Né potrebbe essere altrimenti: sotto la cappa di una valuta unica sono state compresse economie diversissime senza dotarsi di nessuno strumento per armonizzarle. La Spagna deve sottostare agli stessi tassi d’interessi della Germania pur con il quadruplo dei disoccupati, senza poter svalutare per recuperare competitività nell’export e senza poter allentare il credito per alleviare un sistema bancario sull’orlo del crac. L’euro sta pagando il suo peccato originale: aver costruito una moneta comune senza fondarla su una politica economica comune. Né era possibile una politica comune senza un centro decisionale comune eletto democraticamente e democraticamente controllato. Risultato: ci siamo trovati in balia di uno sbilanciatissimo duumvirato franco-tedesco autoinsediatosi e spaccato al suo interno. Che la crisi economica dell’unione europea sia dovuta a un deficit politico di democrazia, l’unica a sostenerlo con lucidità all’infuori del manifesto è Barbara Spinelli, la cui voce risuona però nel deserto della stampa italiana.

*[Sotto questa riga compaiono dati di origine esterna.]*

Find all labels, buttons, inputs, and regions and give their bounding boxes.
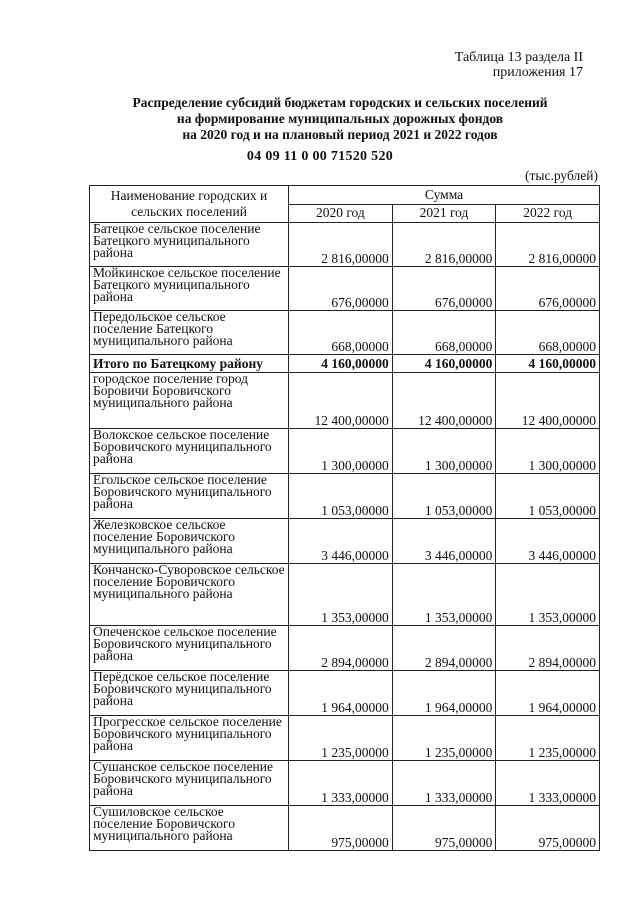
amount-2020-cell: 12 400,00000 [289,373,393,429]
budget-code: 04 09 11 0 00 71520 520 [246,149,394,164]
amount-2020-cell: 1 353,00000 [289,564,393,626]
amount-2022-cell: 1 964,00000 [496,671,600,716]
amount-2020-cell: 1 300,00000 [289,429,393,474]
ref-line-table: Таблица 13 раздела II [454,50,583,65]
settlement-name-cell: Передольское сельское поселение Батецкого муниципального района [90,311,289,355]
amount-2021-cell: 676,00000 [392,267,496,311]
amount-2021-cell: 2 894,00000 [392,626,496,671]
table-row [90,311,600,355]
amount-2022-cell: 4 160,00000 [496,355,600,373]
amount-2022-cell: 1 053,00000 [496,474,600,519]
title-line-1: Распределение субсидий бюджетам городских и сельских поселений [132,95,548,110]
table-row [90,671,600,716]
amount-2021-cell: 1 235,00000 [392,716,496,761]
amount-2022-cell: 1 235,00000 [496,716,600,761]
column-header-year-2021: 2021 год [392,204,496,223]
amount-2021-cell: 2 816,00000 [392,223,496,267]
table-reference [455,50,583,80]
table-row [90,761,600,806]
settlement-name-cell: Итого по Батецкому району [90,355,289,373]
settlement-name-cell: Батецкое сельское поселение Батецкого муниципального района [90,223,289,267]
amount-2021-cell: 12 400,00000 [392,373,496,429]
amount-2020-cell: 1 333,00000 [289,761,393,806]
settlement-name-cell: Ёгольское сельское поселение Боровичского муниципального района [90,474,289,519]
settlement-name-cell: Опеченское сельское поселение Боровичского муниципального района [90,626,289,671]
amount-2022-cell: 1 300,00000 [496,429,600,474]
title-line-3: на 2020 год и на плановый период 2021 и 2022 годов [182,127,498,142]
table-row [90,373,600,429]
amount-2022-cell: 2 816,00000 [496,223,600,267]
amount-2022-cell: 975,00000 [496,806,600,851]
amount-2020-cell: 2 894,00000 [289,626,393,671]
settlement-name-cell: городское поселение город Боровичи Боровичского муниципального района [90,373,289,429]
table-row [90,519,600,564]
amount-2022-cell: 3 446,00000 [496,519,600,564]
amount-2021-cell: 4 160,00000 [392,355,496,373]
table-row [90,223,600,267]
amount-2021-cell: 1 053,00000 [392,474,496,519]
amount-2021-cell: 1 300,00000 [392,429,496,474]
amount-2022-cell: 668,00000 [496,311,600,355]
amount-2020-cell: 975,00000 [289,806,393,851]
amount-2020-cell: 3 446,00000 [289,519,393,564]
amount-2021-cell: 1 333,00000 [392,761,496,806]
column-header-year-2022: 2022 год [496,204,600,223]
amount-2020-cell: 1 964,00000 [289,671,393,716]
amount-2021-cell: 1 353,00000 [392,564,496,626]
settlement-name-cell: Сушиловское сельское поселение Боровичского муниципального района [90,806,289,851]
table-row [90,474,600,519]
amount-2021-cell: 668,00000 [392,311,496,355]
table-row [90,806,600,851]
settlement-name-cell: Перёдское сельское поселение Боровичского муниципального района [90,671,289,716]
table-row [90,716,600,761]
table-row [90,626,600,671]
table-row [90,267,600,311]
document-title [90,95,590,143]
settlement-name-cell: Прогресское сельское поселение Боровичского муниципального района [90,716,289,761]
settlement-name-cell: Волокское сельское поселение Боровичского муниципального района [90,429,289,474]
ref-line-appendix: приложения 17 [492,65,583,80]
amount-2020-cell: 1 235,00000 [289,716,393,761]
table-row [90,429,600,474]
amount-2020-cell: 1 053,00000 [289,474,393,519]
amount-2020-cell: 668,00000 [289,311,393,355]
table-row [90,564,600,626]
amount-2020-cell: 676,00000 [289,267,393,311]
amount-2020-cell: 2 816,00000 [289,223,393,267]
amount-2021-cell: 1 964,00000 [392,671,496,716]
column-header-sum: Сумма [289,186,600,205]
settlement-name-cell: Железковское сельское поселение Боровичского муниципального района [90,519,289,564]
subsidy-table [89,185,600,851]
title-line-2: на формирование муниципальных дорожных фондов [176,111,504,126]
amount-2021-cell: 3 446,00000 [392,519,496,564]
settlement-name-cell: Мойкинское сельское поселение Батецкого муниципального района [90,267,289,311]
units-label: (тыс.рублей) [525,168,598,183]
column-header-year-2020: 2020 год [289,204,393,223]
amount-2022-cell: 12 400,00000 [496,373,600,429]
amount-2022-cell: 1 333,00000 [496,761,600,806]
settlement-name-cell: Кончанско-Суворовское сельское поселение Боровичского муниципального района [90,564,289,626]
column-header-name: Наименование городских и сельских поселений [90,186,289,223]
amount-2021-cell: 975,00000 [392,806,496,851]
amount-2022-cell: 1 353,00000 [496,564,600,626]
amount-2020-cell: 4 160,00000 [289,355,393,373]
amount-2022-cell: 2 894,00000 [496,626,600,671]
table-total-row [90,355,600,373]
amount-2022-cell: 676,00000 [496,267,600,311]
settlement-name-cell: Сушанское сельское поселение Боровичского муниципального района [90,761,289,806]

In questa situazione è inutile (e ingiusto) chiedere ai contribuenti tedeschi di sborsare denaro per un’entità che non è la loro (come non è la nostra). L’unica soluzione sarebbe avviare un processo di unificazione politica, varare un organo di governo comune a cui sia devoluta buona parte delle sovranità nazionali in materia di politica economica, un governo responsabile di fronte a un vero parlamento federale (o confederale) eletto: non quella parodia di Banca centrale priva delle sue prerogative chiave, prima tra tutte quella di prestare alle banche della propria area e comprare i titoli di debito del proprio stato (come invece fanno la Federal Reserve Usa e la Banca centrale giapponese). Sarebbe l’unica soluzione per salvare l’euro e le economie europee. Ma esigerebbe una sinistra europea o, meglio, il delinearsi di una dimensione europea e sovranazionale della sinistra. Invece proprio i dieci anni di moneta unica hanno rinchiuso ogni sinistra nazionale nel proprio ristretto orizzonte territoriale, rendendo ognuno sordo e cieco di fronte ai patemi dei propri vicini.

Continuiamo a chiedere da mesi: quale leader della sinistra europea si è recato ad Atene o ha invitato a suo tempo George Papandreu (quando propose un referendum sull’austerità e fu minacciato di golpe militare) e ora Alexis Tsipras? In questi dieci anni di euro le sinistre europee si sono imbevute, senza accorgersene, dei nazionalismi e dell’antieuropeismo che la dittatura dello spread ha alimentato.
Magari sarebbe stato possibile nel 2001, ma allora nessuno era pronto a cedere una briciola della propria sovranità. Perciò oggi questa soluzione – l’unica ragionevolmente immaginabile – ci è preclusa. Non possiamo salvare insieme la moneta unica europea e le varie economie europee.

Ci rimane dunque una sola alternativa: salvare la moneta unica oppure salvare le nostre economie.
Che siamo ormai a questo punto lo riconoscono un po’ tutti: ieri un titolo del New York Times recitava: «Una logica allettante per abbandonare l’euro». Sappiamo che la scelta non è tra male e peggio, ma tra peggio e pessimo, e che cioè tutti e due i corni del dilemma ci promettono a breve un futuro da brivido. Va molto di moda in questi giorni ricordare il precedente dell’Argentina che nel 2001 abbandonò la parità del peso col dollaro (parità che aveva mantenuto con gran pena per dieci anni). Così facendo, spazzò via praticamente tutti i risparmi dei cittadini argentini, i salari reali crollarono e le spese sociali furono falcidiate: nel 2002 il Pil calò dell’11%.

Ma dopo di allora la crescita è stata fulminea e ininterrotta per un decennio. Mentre sappiamo con certezza che l’austerità
impostaci da Bruxelles e da Berlino ci promette solo un decennio di recessione, impoverimento, imbarbarimento.
Ps. Che memoria corta abbiamo: nessuno sembra ricordare che i diktat della Bce e della Commissione europea somigliano come gocce d’acqua alle ricette che il Fondo monetario internazionale e la Banca mondiale prescrivevano alle economie «malate» del Terzo mondo. E nessuno vuole ricordare gli esiti di quelle terapie, che guarivano le malattie, ma uccidevano i pazienti.